To determine the normal force that each peg exerts on the board, we need to consider the forces acting on the board in equilibrium. In this case, the weight of the board and the normal forces from the pegs balance each other out.

Let's start by calculating the weight of the board. We are given that the board weighs 25 N.

Since the board overhangs the left peg by 1m and the right peg by 2m, we can divide the weight of the board proportionally between the two pegs.

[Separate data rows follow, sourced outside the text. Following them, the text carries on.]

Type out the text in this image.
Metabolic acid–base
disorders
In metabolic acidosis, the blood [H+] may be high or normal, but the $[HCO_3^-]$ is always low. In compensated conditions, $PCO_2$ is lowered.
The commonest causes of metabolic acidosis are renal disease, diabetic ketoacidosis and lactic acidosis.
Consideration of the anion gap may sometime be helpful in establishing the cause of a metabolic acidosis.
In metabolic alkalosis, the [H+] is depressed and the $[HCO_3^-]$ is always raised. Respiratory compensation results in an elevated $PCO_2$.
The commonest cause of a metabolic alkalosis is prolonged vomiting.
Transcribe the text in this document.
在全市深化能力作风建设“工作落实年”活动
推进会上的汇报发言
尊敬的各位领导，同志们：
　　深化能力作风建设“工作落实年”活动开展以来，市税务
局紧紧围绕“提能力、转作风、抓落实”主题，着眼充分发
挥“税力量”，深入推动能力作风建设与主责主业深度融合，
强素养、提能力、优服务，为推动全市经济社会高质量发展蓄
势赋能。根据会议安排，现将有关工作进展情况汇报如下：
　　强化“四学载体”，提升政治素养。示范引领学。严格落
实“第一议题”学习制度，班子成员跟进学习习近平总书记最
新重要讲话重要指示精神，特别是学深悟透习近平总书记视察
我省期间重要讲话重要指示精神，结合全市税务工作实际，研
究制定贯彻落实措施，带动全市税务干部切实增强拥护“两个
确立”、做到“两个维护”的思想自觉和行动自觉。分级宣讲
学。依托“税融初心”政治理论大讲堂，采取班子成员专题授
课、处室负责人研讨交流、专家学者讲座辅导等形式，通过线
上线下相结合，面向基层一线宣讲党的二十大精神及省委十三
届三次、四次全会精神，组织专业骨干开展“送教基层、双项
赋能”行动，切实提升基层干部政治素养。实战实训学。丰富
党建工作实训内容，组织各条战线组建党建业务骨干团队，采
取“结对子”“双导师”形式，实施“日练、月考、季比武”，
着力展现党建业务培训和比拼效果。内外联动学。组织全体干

To determine the weight distribution, we can use the principle of moments. The total weight of the board is acting downward at its midpoint, which is located at 2.5m from either end.

The moment on the left side of the left peg (with overhang) can be calculated as:
Moment1 = weight * distance from left peg
= 25 N * 1 m
= 25 N∙m

The moment on the right side of the right peg (with overhang) can be calculated as:
Moment2 = weight * distance from right peg
= 25 N * 2 m
= 50 N∙m

Since the board is in equilibrium, the moments on both sides must balance each other. Therefore:

Moment1 = Moment2

25 N∙m = 50 N∙m

Now, since the left peg and right peg are supporting the board symmetrically, the normal force exerted by each peg on the board would also be equal.

Let's denote the normal force exerted by each peg as N.

From the equilibrium condition, we know that the sum of the forces in the vertical direction must be zero.

Taking the upward forces as positive, we can write the equation:

N + N - 25 N = 0

Simplifying the equation:

2N - 25 N = 0

N = 25 N / 2

N = 12.5 N

Therefore, each peg exerts a normal force of 12.5 N on the board.